Por isso parece um pouco pretensioso na atual fase de conhecimentos da civilização humana, implementar estes incrementos sem considerar os princípios de precaução e sem mobilizar tentativas mais sistêmicas e holísticas de se apropriar da realidade.
Os brasileiros estão submetidos a altos riscos devido à ingestão de alimentos com grande contaminação por agrotóxicos. As consequências são uma ampla lista de doenças. As empresas fabricantes e os órgãos reguladores garantem que, em pequenas doses, os resíduos ou substâncias que se formam na degradação dos venenos, chamados de metabólitos não provocavam problemas.
Assim, quando estão envolvidas substâncias cancerígenas e que afetam o sistema imunológico, não é possível aceitar que se fale em limites seguros de exposição. Hoje, se sabe que mesmo quantidades muito pequenas de muitos agrotóxicos podem alterar o equilíbrio dos hormônios.
Os agrotóxicos podem provocar efeitos agudos. São as intoxicações mais visíveis, que acontecem em curto período de tempo (alguns dias ou semanas) após a exposição a um ou mais agentes tóxicos. Os efeitos podem incluir dores de cabeça, salivação, mal-estar, confusão mental, fraqueza, cólicas abdominais, espasmos musculares, tremores, convulsões, náuseas, desmaios, vômitos, dificuldades respiratórias, sonolência, irritação nos olhos e na pele, entre outros.
Atingem especialmente quem manipula ou aplica os venenos. A intoxicação aguda pode ocorrer de forma leve, moderada ou grave, dependendo da quantidade de veneno que é absorvida. Em muitos casos pode levar à morte. e efeitos crônicos sobre a saúde que são resultantes de uma exposição continuada a doses relativamente baixas de um ou mais produtos.
Os efeitos de uma exposição crônica podem aparecer semanas, meses, anos ou até mesmo gerações após o período de uso ou contato com tais produtos. São, portanto, muito difíceis de identificar. Em muitos casos podem até ser confundidos com outros distúrbios sem que seja feita a relação com agrotóxicos. É a intoxicação que destrói devagar, com o desenvolvimento de doenças neurológicas, respiratórias, doenças do fígado e dos rins, câncer ou leucemia.
Por isso para agrotóxicos ou transgênicos se fala em estudos transgeracionais, mas infelizmente a premência dos interesses não admite esta possibilidade, a bem da verdade, em qualquer país do mundo.
Por isso se sabe que leis e normas não vão resolver os problemas, embora sejam relevantes. A civilização humana vai acabar determinando nova autopoiese sistêmica, na acepção de Niklas Luhmann e Ulrich Beck, que contemple a solução dos maiores problemas e contradições exibidas pelo atual arranjo de equilíbrio. Que é um sistema instável, muito frágil e vulnerável. Para sua própria sobrevivência, o “sistema” vai acabar impondo uma nova metamorfose efetiva.
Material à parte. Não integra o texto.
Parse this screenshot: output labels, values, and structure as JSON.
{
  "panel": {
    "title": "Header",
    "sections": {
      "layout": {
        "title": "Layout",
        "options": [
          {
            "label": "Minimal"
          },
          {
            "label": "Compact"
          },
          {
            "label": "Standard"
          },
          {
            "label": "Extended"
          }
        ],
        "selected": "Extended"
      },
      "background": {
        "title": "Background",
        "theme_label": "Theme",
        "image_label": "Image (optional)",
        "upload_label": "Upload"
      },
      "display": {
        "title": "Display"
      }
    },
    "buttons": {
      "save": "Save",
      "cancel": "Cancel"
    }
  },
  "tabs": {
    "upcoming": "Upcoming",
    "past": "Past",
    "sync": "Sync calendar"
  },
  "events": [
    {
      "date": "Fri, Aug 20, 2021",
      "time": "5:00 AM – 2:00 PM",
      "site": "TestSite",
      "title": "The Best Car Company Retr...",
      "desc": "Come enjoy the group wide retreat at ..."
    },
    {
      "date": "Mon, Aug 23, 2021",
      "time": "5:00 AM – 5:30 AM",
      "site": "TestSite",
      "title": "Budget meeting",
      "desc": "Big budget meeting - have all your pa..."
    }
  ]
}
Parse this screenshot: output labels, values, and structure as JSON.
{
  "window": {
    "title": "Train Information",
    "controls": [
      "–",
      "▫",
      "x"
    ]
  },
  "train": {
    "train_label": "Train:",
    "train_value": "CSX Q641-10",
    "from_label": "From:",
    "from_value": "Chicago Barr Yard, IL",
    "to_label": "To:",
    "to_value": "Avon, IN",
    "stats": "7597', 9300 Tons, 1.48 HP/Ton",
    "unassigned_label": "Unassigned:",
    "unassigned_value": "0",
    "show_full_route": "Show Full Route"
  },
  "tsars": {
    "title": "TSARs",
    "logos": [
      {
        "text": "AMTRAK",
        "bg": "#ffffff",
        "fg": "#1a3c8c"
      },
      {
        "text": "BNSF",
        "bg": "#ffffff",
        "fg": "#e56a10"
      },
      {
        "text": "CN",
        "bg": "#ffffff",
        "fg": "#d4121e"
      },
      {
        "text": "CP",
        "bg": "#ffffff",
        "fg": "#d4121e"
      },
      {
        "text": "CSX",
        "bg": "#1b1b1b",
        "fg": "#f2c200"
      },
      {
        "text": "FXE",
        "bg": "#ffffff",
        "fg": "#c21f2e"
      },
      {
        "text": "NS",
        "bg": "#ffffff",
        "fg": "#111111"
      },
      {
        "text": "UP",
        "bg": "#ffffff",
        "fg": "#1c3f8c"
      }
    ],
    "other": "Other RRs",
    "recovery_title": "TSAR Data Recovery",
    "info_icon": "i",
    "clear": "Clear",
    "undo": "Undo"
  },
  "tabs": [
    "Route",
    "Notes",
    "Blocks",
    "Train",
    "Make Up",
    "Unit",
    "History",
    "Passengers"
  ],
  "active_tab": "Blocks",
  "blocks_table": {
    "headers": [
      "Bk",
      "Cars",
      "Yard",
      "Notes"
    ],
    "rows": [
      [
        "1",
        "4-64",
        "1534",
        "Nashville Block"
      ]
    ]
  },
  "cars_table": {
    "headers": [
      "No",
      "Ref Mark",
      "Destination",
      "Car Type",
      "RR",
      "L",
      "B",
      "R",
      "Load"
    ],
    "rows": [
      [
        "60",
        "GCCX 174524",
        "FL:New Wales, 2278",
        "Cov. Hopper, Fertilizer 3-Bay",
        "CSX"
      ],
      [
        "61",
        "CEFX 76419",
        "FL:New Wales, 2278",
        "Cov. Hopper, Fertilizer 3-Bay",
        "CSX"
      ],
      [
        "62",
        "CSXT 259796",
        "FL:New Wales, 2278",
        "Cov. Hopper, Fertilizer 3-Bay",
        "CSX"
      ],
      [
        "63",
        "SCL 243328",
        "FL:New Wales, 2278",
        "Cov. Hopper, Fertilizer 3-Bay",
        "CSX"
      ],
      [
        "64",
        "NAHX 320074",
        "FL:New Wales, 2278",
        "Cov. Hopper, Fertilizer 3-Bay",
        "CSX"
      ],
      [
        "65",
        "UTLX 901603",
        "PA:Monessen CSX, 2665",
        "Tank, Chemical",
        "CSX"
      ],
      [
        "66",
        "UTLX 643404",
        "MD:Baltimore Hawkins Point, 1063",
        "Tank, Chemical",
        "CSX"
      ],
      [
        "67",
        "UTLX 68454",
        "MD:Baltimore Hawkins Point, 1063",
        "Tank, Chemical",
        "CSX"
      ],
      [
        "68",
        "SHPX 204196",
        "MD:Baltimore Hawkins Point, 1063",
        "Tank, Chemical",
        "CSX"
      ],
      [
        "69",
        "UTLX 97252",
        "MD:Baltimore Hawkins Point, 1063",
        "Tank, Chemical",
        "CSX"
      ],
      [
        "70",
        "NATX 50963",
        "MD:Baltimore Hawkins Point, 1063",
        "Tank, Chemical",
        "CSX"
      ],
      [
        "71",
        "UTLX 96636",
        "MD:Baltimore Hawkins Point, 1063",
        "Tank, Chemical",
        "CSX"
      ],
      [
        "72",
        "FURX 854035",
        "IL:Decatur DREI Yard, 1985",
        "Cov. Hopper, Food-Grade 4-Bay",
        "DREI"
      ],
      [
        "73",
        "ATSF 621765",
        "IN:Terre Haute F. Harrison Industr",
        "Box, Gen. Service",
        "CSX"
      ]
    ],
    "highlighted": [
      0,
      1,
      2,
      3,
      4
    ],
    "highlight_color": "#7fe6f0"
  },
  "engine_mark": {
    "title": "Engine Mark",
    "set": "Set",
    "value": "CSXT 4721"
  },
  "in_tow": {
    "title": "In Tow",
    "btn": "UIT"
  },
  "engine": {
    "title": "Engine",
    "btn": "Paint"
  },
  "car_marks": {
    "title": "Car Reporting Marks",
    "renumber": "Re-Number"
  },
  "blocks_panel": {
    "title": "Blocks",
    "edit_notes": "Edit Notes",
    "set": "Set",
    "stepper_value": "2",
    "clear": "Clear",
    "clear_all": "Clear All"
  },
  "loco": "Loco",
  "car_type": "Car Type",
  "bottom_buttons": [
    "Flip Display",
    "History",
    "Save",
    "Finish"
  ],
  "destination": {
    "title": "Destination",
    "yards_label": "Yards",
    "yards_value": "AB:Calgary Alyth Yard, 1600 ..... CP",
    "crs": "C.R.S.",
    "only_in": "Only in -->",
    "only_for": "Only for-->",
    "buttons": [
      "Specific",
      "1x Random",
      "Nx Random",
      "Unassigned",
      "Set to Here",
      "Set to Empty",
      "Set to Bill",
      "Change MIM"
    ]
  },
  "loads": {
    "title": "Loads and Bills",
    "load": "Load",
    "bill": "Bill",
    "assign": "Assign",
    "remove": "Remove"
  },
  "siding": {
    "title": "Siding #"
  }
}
Os patrocinadores da ‘venenama’ podiam refletir sobre este cenário, não apenas quando convivem com situação de câncer terminal, que para facilitar absorção existencial, é tido como fatalidade de vida ou circunstância trágica. E pode não ser nada disso.
* Roberto Naime é doutor em Geologia Ambiental e integrante do corpo docente do Mestrado e Doutorado em Qualidade Ambiental da Universidade Feevale.